The Social Mobility Index, Third Way’s Economic Mobility Index, and Washington Monthly rankings prioritize affordability, completion, post-college earnings, and access for students. These tools highlight a much clearer picture of institutional value—for individuals, communities, and the broader economy.
And they reveal a truth that other rankings obscure: the institutions delivering the greatest return for students and society are regional public universities.
Regional public universities educate not only large numbers of Pell-eligible and first-generation students, but also the majority of American students seeking a public four-year undergraduate degree. They prepare graduates for high-demand fields, support local economies, and create upward mobility across generations. They don’t measure success by who they exclude—they measure it by who they uplift.
This is not just a matter of fairness—it’s a national economic imperative. According to a 2024 report from the Georgetown Center on Education and the Workforce, 72% of jobs in the U.S. will require postsecondary education or training by 2031, and 62% of good jobs will require a bachelor’s degree or higher. As the population of traditional college-aged students shrinks, meeting future workforce demands will depend on bringing more low-income, underrepresented, and first-generation students into—and through—college.
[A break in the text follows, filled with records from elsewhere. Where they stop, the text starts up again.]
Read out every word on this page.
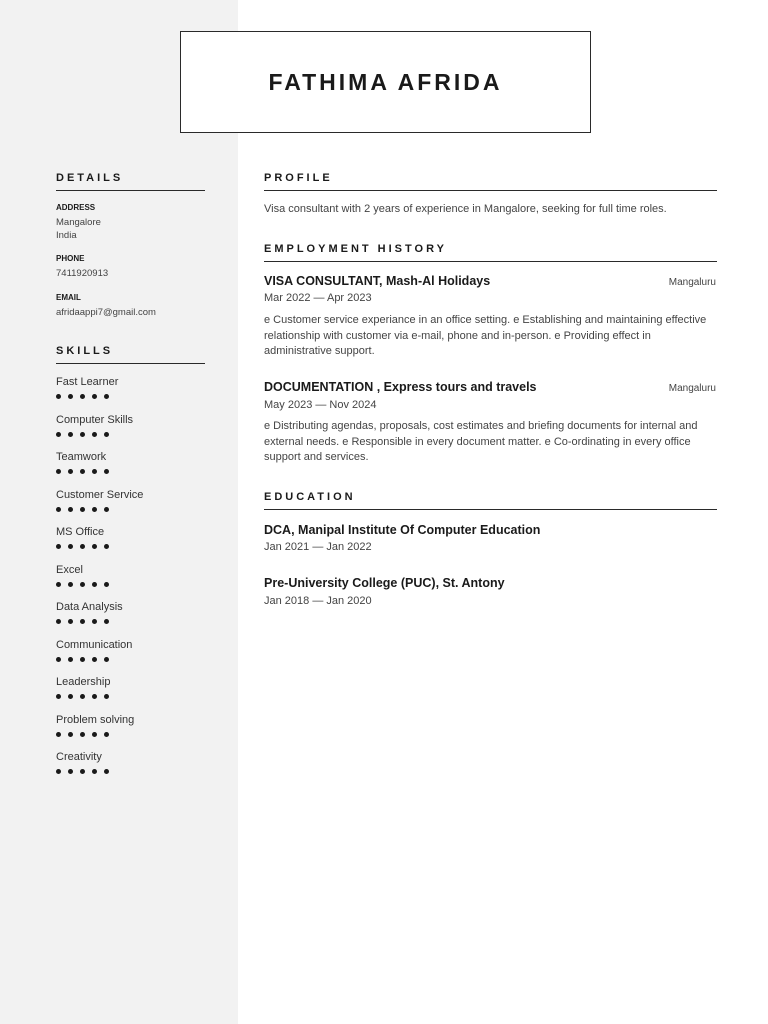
FATHIMA AFRIDA
DETAILS
ADDRESS
Mangalore
India
PHONE
7411920913
EMAIL
afridaappi7@gmail.com
SKILLS
Fast Learner
Computer Skills
Teamwork
Customer Service
MS Office
Excel
Data Analysis
Communication
Leadership
Problem solving
Creativity
PROFILE
Visa consultant with 2 years of experience in Mangalore, seeking for full time roles.
EMPLOYMENT HISTORY
VISA CONSULTANT, Mash-Al Holidays	Mangaluru
Mar 2022 — Apr 2023
e Customer service experiance in an office setting. e Establishing and maintaining effective relationship with customer via e-mail, phone and in-person. e Providing effect in administrative support.
DOCUMENTATION , Express tours and travels	Mangaluru
May 2023 — Nov 2024
e Distributing agendas, proposals, cost estimates and briefing documents for internal and external needs. e Responsible in every document matter. e Co-ordinating in every office support and services.
EDUCATION
DCA, Manipal Institute Of Computer Education
Jan 2021 — Jan 2022
Pre-University College (PUC), St. Antony
Jan 2018 — Jan 2020
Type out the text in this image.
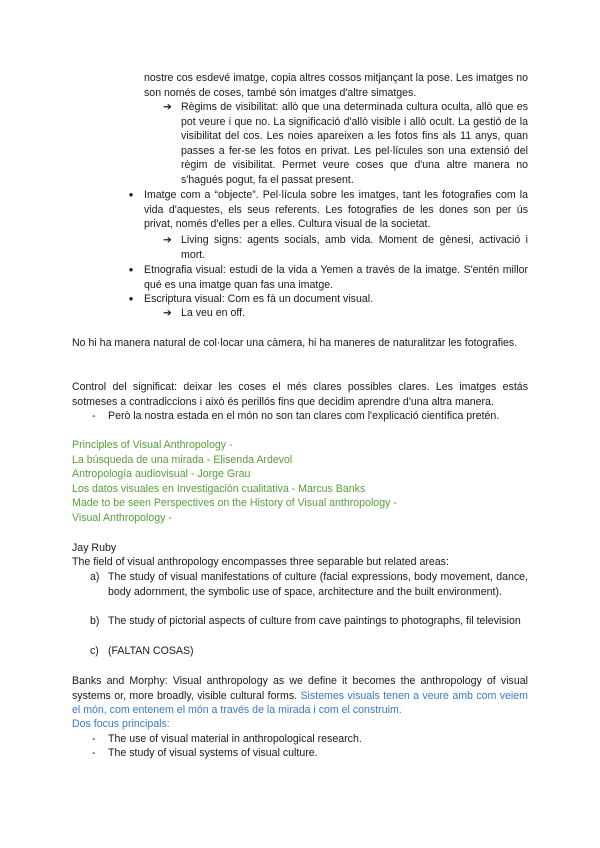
nostre cos esdevé imatge, copia altres cossos mitjançant la pose. Les imatges no son només de coses, també són imatges d'altre simatges.
➔ Règims de visibilitat: allò que una determinada cultura oculta, allò que es pot veure i que no. La significació d'allò visible i allò ocult. La gestió de la visibilitat del cos. Les noies apareixen a les fotos fins als 11 anys, quan passes a fer-se les fotos en privat. Les pel·lícules son una extensió del règim de visibilitat. Permet veure coses que d'una altre manera no s'hagués pogut, fa el passat present.
● Imatge com a “objecte”. Pel·lícula sobre les imatges, tant les fotografies com la vida d'aquestes, els seus referents. Les fotografies de les dones son per ús privat, només d'elles per a elles. Cultura visual de la societat.
➔ Living signs: agents socials, amb vida. Moment de gènesi, activació i mort.
● Etnografia visual: estudi de la vida a Yemen a través de la imatge. S'entén millor qué es una imatge quan fas una imatge.
● Escriptura visual: Com es fà un document visual.
➔ La veu en off.
No hi ha manera natural de col·locar una càmera, hi ha maneres de naturalitzar les fotografies.
Control del significat: deixar les coses el més clares possibles clares. Les imatges estás sotmeses a contradiccions i això és perillós fins que decidim aprendre d'una altra manera.
-	Però la nostra estada en el món no son tan clares com l'explicació científica pretén.
Principles of Visual Anthropology -
La búsqueda de una mirada - Elisenda Ardevol
Antropología audiovisual - Jorge Grau
Los datos visuales en Investigación cualitativa - Marcus Banks
Made to be seen Perspectives on the History of Visual anthropology -
Visual Anthropology -
Jay Ruby
The field of visual anthropology encompasses three separable but related areas:
a) The study of visual manifestations of culture (facial expressions, body movement, dance, body adornment, the symbolic use of space, architecture and the built environment).
b) The study of pictorial aspects of culture from cave paintings to photographs, fil television
c) (FALTAN COSAS)
Banks and Morphy: Visual anthropology as we define it becomes the anthropology of visual systems or, more broadly, visible cultural forms. Sistemes visuals tenen a veure amb com veiem el món, com entenem el món a través de la mirada i com el construim.
Dos focus principals:
-	The use of visual material in anthropological research.
-	The study of visual systems of visual culture.
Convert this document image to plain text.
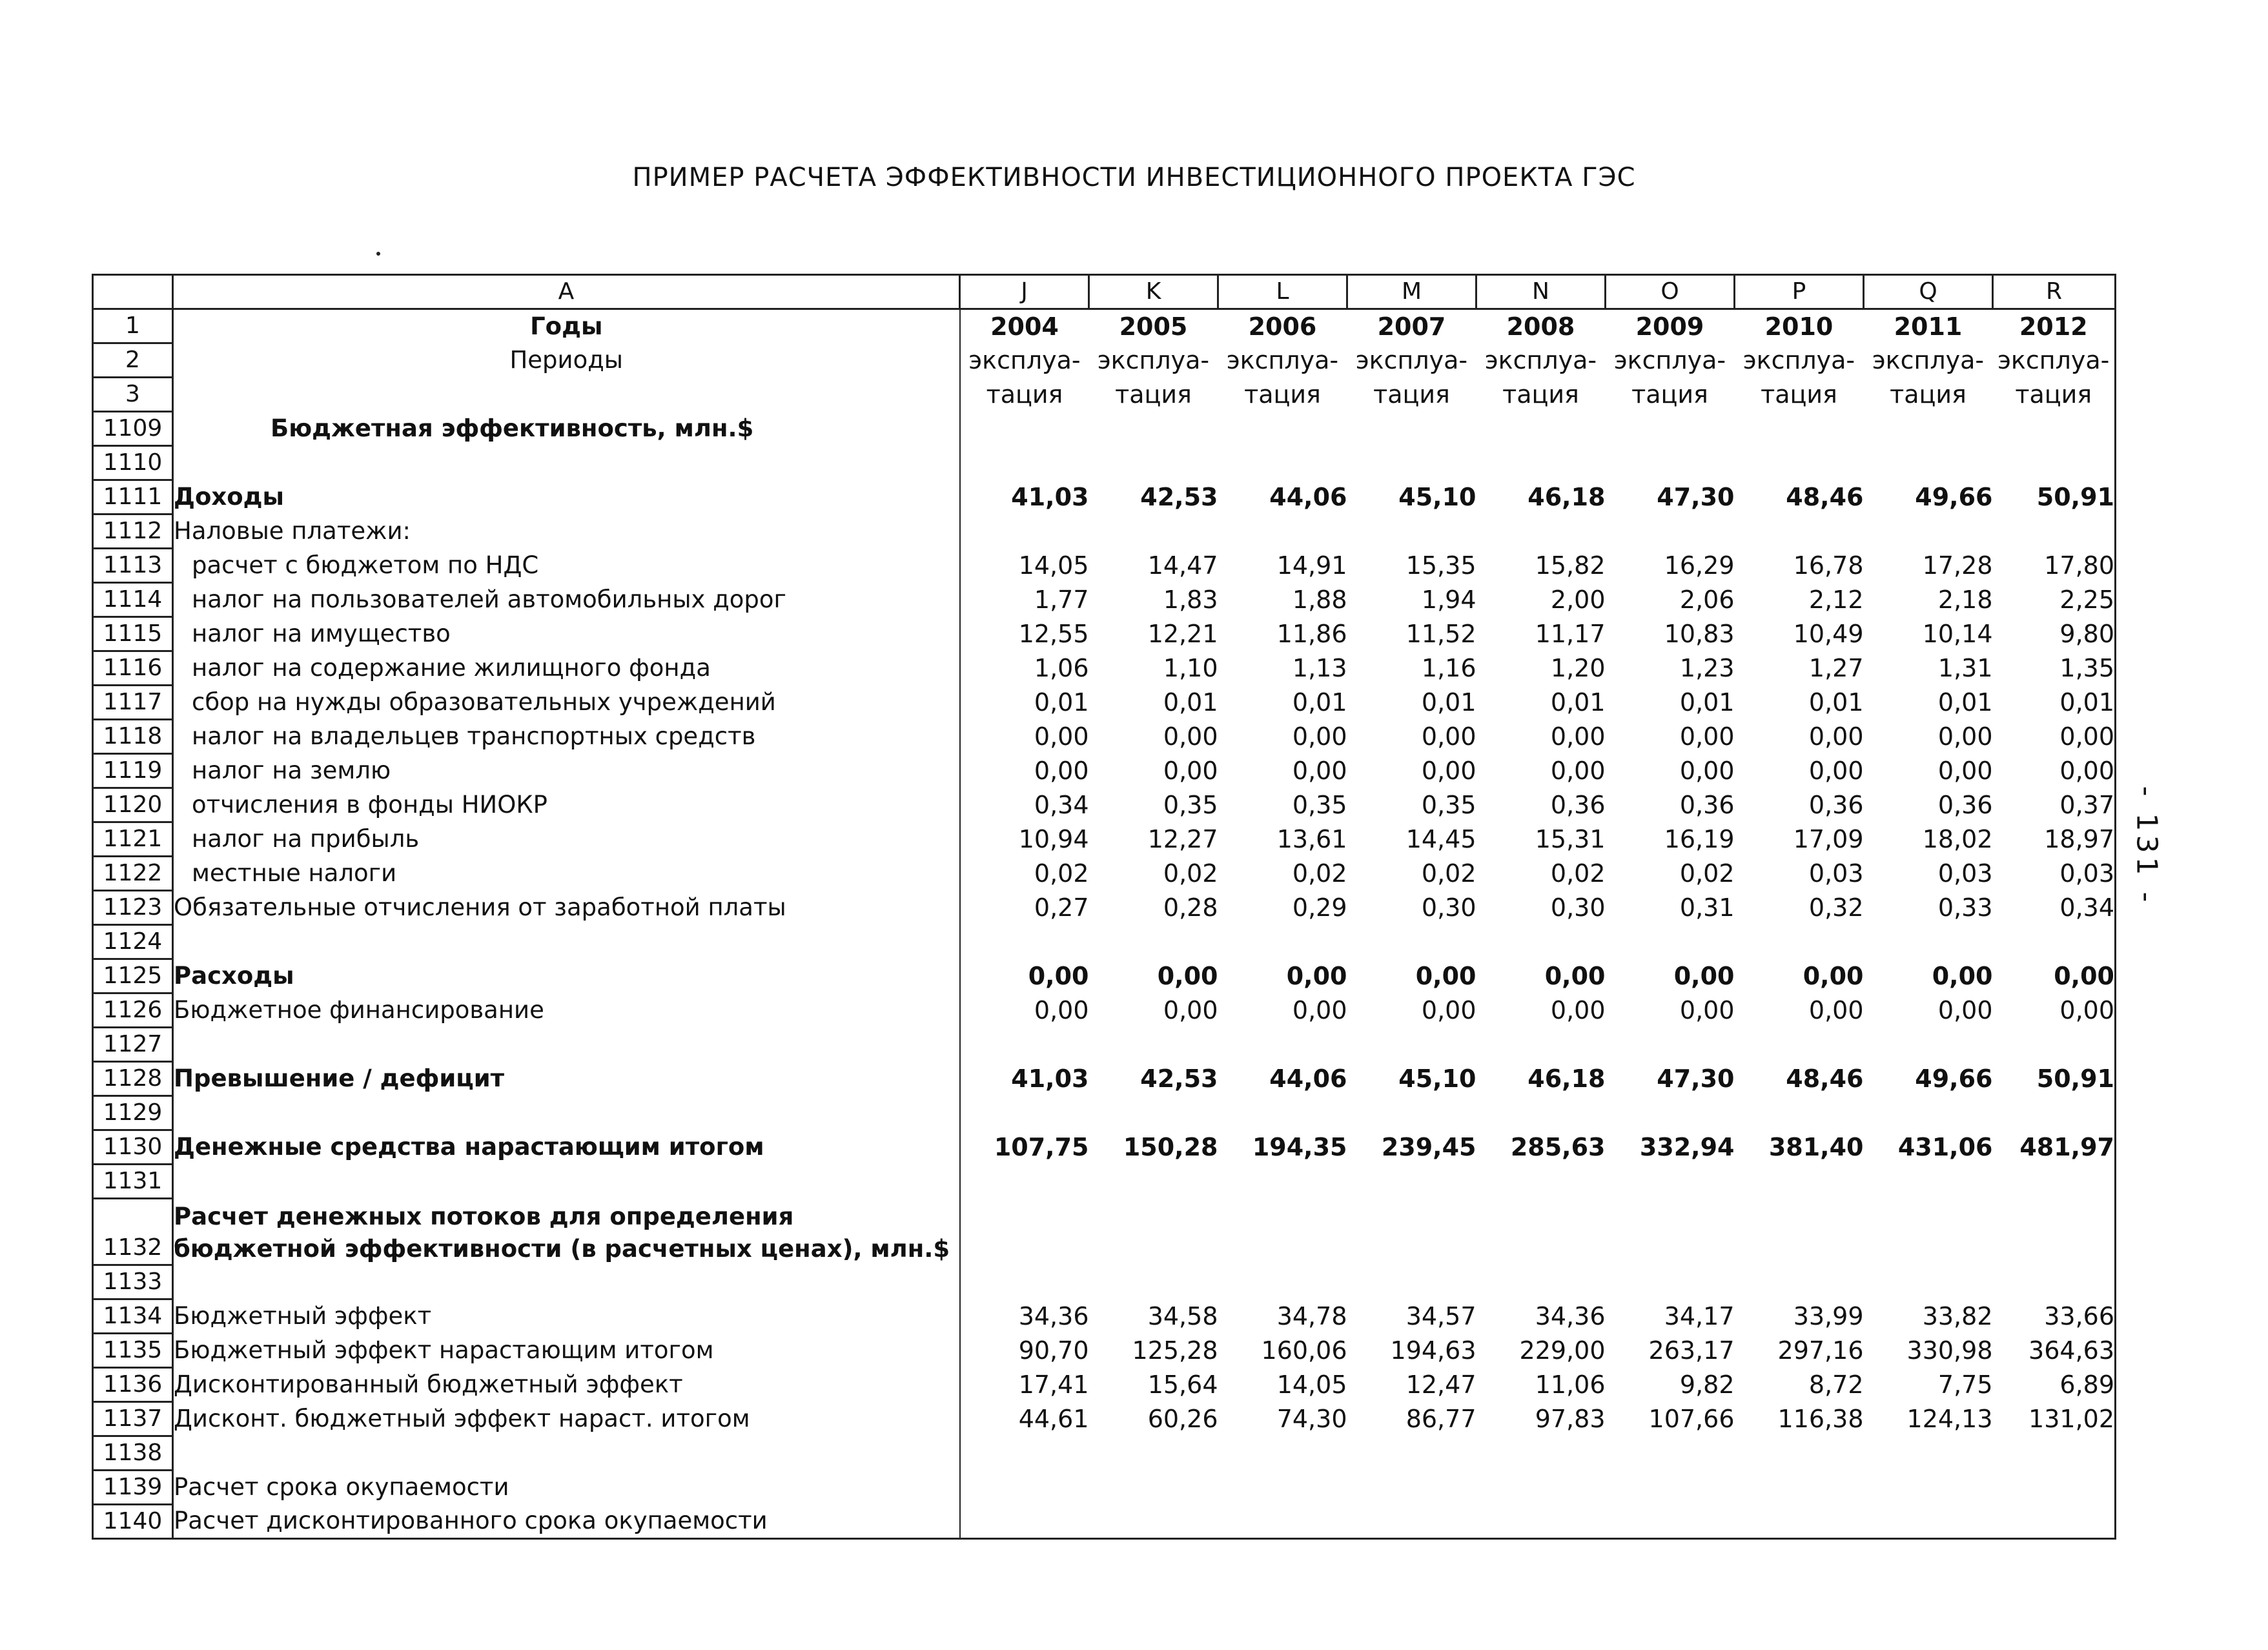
ПРИМЕР РАСЧЕТА ЭФФЕКТИВНОСТИ ИНВЕСТИЦИОННОГО ПРОЕКТА ГЭС
- 131 -
	A	J	K	L	M	N	O	P	Q	R
1	Годы	2004	2005	2006	2007	2008	2009	2010	2011	2012
2	Периоды	эксплуа-	эксплуа-	эксплуа-	эксплуа-	эксплуа-	эксплуа-	эксплуа-	эксплуа-	эксплуа-
3		тация	тация	тация	тация	тация	тация	тация	тация	тация
1109	Бюджетная эффективность, млн.$									
1110										
1111	Доходы	41,03	42,53	44,06	45,10	46,18	47,30	48,46	49,66	50,91
1112	Наловые платежи:									
1113	расчет с бюджетом по НДС	14,05	14,47	14,91	15,35	15,82	16,29	16,78	17,28	17,80
1114	налог на пользователей автомобильных дорог	1,77	1,83	1,88	1,94	2,00	2,06	2,12	2,18	2,25
1115	налог на имущество	12,55	12,21	11,86	11,52	11,17	10,83	10,49	10,14	9,80
1116	налог на содержание жилищного фонда	1,06	1,10	1,13	1,16	1,20	1,23	1,27	1,31	1,35
1117	сбор на нужды образовательных учреждений	0,01	0,01	0,01	0,01	0,01	0,01	0,01	0,01	0,01
1118	налог на владельцев транспортных средств	0,00	0,00	0,00	0,00	0,00	0,00	0,00	0,00	0,00
1119	налог на землю	0,00	0,00	0,00	0,00	0,00	0,00	0,00	0,00	0,00
1120	отчисления в фонды НИОКР	0,34	0,35	0,35	0,35	0,36	0,36	0,36	0,36	0,37
1121	налог на прибыль	10,94	12,27	13,61	14,45	15,31	16,19	17,09	18,02	18,97
1122	местные налоги	0,02	0,02	0,02	0,02	0,02	0,02	0,03	0,03	0,03
1123	Обязательные отчисления от заработной платы	0,27	0,28	0,29	0,30	0,30	0,31	0,32	0,33	0,34
1124										
1125	Расходы	0,00	0,00	0,00	0,00	0,00	0,00	0,00	0,00	0,00
1126	Бюджетное финансирование	0,00	0,00	0,00	0,00	0,00	0,00	0,00	0,00	0,00
1127										
1128	Превышение / дефицит	41,03	42,53	44,06	45,10	46,18	47,30	48,46	49,66	50,91
1129										
1130	Денежные средства нарастающим итогом	107,75	150,28	194,35	239,45	285,63	332,94	381,40	431,06	481,97
1131										
1132	Расчет денежных потоков для определения бюджетной эффективности (в расчетных ценах), млн.$									
1133										
1134	Бюджетный эффект	34,36	34,58	34,78	34,57	34,36	34,17	33,99	33,82	33,66
1135	Бюджетный эффект нарастающим итогом	90,70	125,28	160,06	194,63	229,00	263,17	297,16	330,98	364,63
1136	Дисконтированный бюджетный эффект	17,41	15,64	14,05	12,47	11,06	9,82	8,72	7,75	6,89
1137	Дисконт. бюджетный эффект нараст. итогом	44,61	60,26	74,30	86,77	97,83	107,66	116,38	124,13	131,02
1138										
1139	Расчет срока окупаемости									
1140	Расчет дисконтированного срока окупаемости									
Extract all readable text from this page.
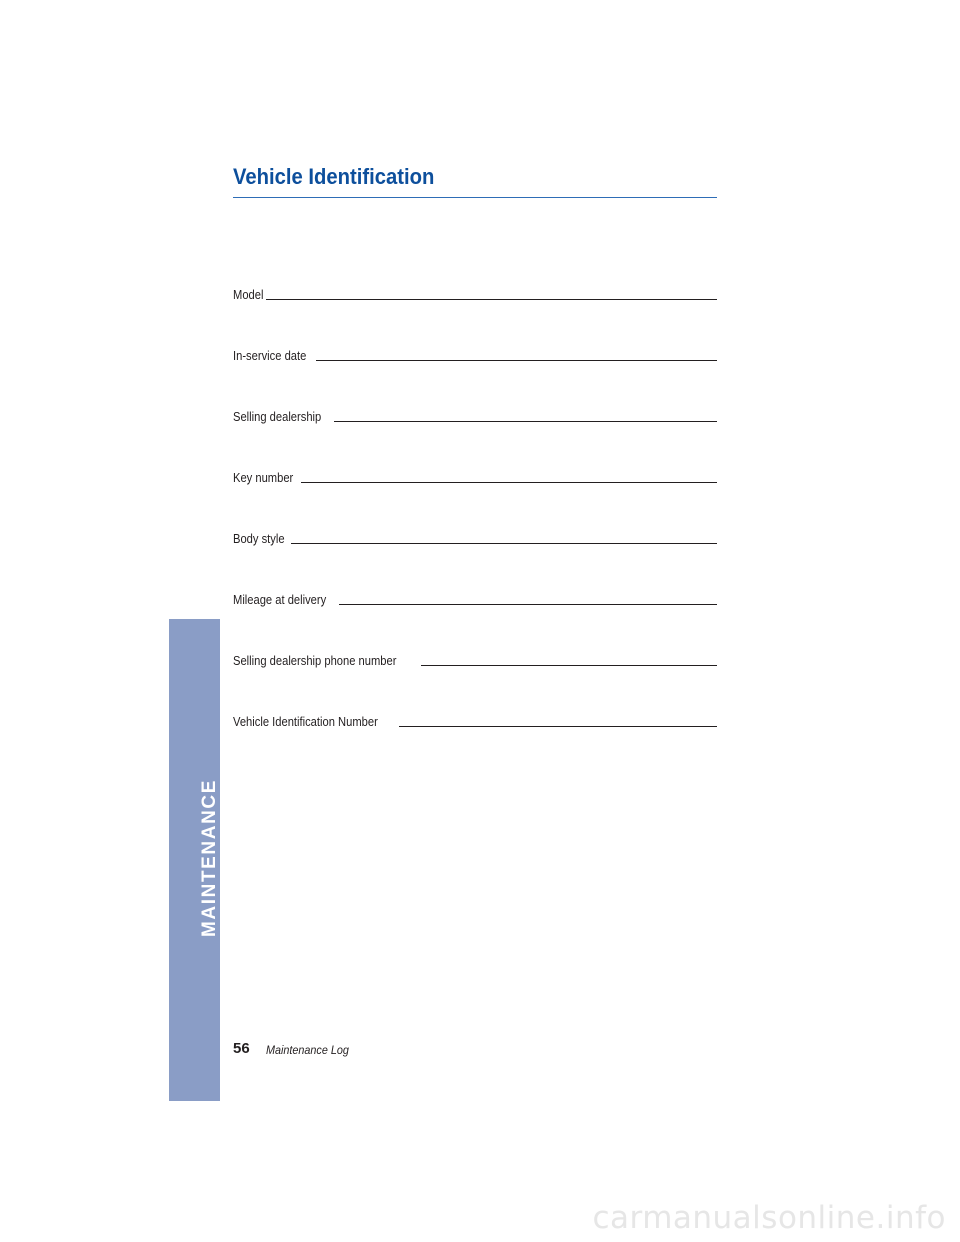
MAINTENANCE
Vehicle Identification
Model
In-service date
Selling dealership
Key number
Body style
Mileage at delivery
Selling dealership phone number
Vehicle Identification Number
56 Maintenance Log
carmanualsonline.info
The importance of this work is increasingly being recognized. The newly revised Carnegie Classification system now includes a Social and Economic Mobility category. Ninety-seven percent of all public four-year universities achieving the new Opportunity Colleges and Universities designation are regional public universities.
That’s a meaningful signal—but more is needed.
If we want higher education to continue to be the powerful force for equity, for economic growth, and for national competitiveness that it has long been proven to be, we need to realign our incentives and our recognition. Rankings must meaningfully measure and reward outcomes that matter: not endowment size, but social mobility; not exclusivity, but economic impact.
A truly great college isn’t one that preserves privilege. It’s one that creates opportunity. Regional public universities are delivering what the country needs most, at a time when talented and prepared citizens are needed more than ever. The rankings—and the nation—need to catch up.